SP Setia, Sime acquire Battersea power station for RM2 billion
Both companies told Bursa Malaysia in a statement today that they had signed an exclusivity agreement with the joint administrators and receivers Alan Bloom and Alan Hudson of Ernst & Young LLP.
"SP Setia and Sime Darby Property have today entered into an Exclusivity Agreement with the Joint Administrators and Receivers, on behalf of the owners of the Property, to acquire the site for £400 million or approximately RM2 billion.
"SP Setia and Sime Darby Property have a period of up to 28 days to conduct further due diligence and investigations as may be deemed necessary, and to negotiate the contract for the acquisition of the Property on terms and conditions acceptable to the parties. SP Setia and Sime Darby Property were advised by RREEF," it said, referring to the Deutsche Bank’s real estate arm.
The Malaysian Insider had previously reported that SP Setia had approached the Employees Provident Fund (EPF) to revive its takeover bid after its redevelopment plans for the power plant were rejected last year.
Property researchers CoStar had said in its report that state pension fund EPF is expected to join forces with SP Setia, Malaysia’s largest listed property developer by revenue, and RREEF to convert the iconic power plant into a mixed development worth close to RM7 billion.
But EPF told The Malaysian Insider "we are not bidding at all" for the 39-acre site just south of London's financial district.
"We were approached by parties bidding for the Battersea plant but we have made no commitment," its public relations general manager Nik Affendi Jaafar said, but refused to say who had approached the fund which controls assets worth close to RM500 billion.
Bloomberg and the Financial Times had also previously reported that EPF had beat out top-flight football club Chelsea FC for the highly-sought after asset in the British capital.
Chelsea’s Russian owner Roman Abramovich who tabled a bid that would have led to the power station being turned into a 60,000-seat stadium for his club that recently became champions of Europe.

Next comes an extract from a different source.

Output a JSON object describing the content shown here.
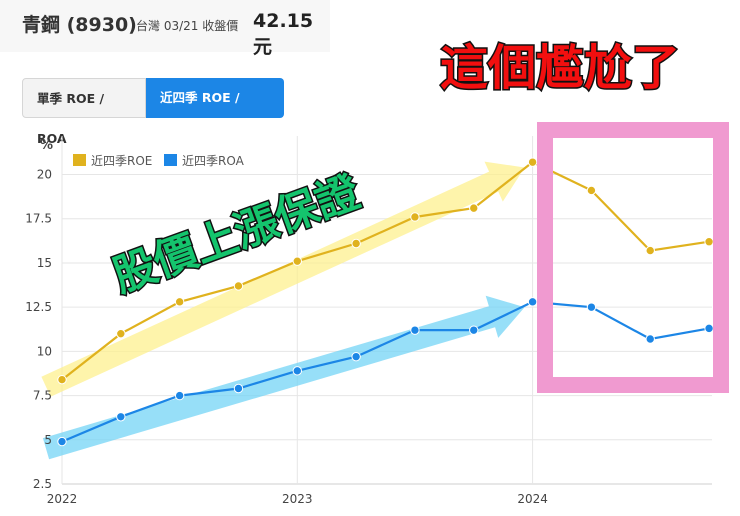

Other bidders included haj pilgrims fund Tabung Haji, which had announced in April that RM1 billion has been set aside.
The power station, built in the 1930s, was shuttered in 1983 and has featured heavily in UK pop culture, appearing on album artwork for bands such as The Beatles and Pink Floyd.
Despite being the subject of several failed takeover bids, including plans to turn it into a theme park, concert venue and an office development, its prospects took a nosedive in the recent financial meltdown and Treasury Holdings was forced to hand it over after lenders lost faith that it could find a buyer.
But it recently became a highly sought after asset as investors fought over land in and around one of the world’s top financial centres with Malaysian state investment funds dedicating at least RM10 billion to buying up property in London.
In their statement to the Malaysia's main bourse, SP Setia and Sime Darby Property said they planned to develop the coveted property into a "sustainable multi-use real estate regeneration project that will provide economic impetus for the creation of a new vibrant centre for south-west central London".
They added that they will preserve the facade of the historical power plant with its iconic chimney stacks.
The companies said they have also committed to building new underground station as part of the proposed extension of the Northern Line (part of the London Underground’s Tube network) which is to pass by the power plant's site.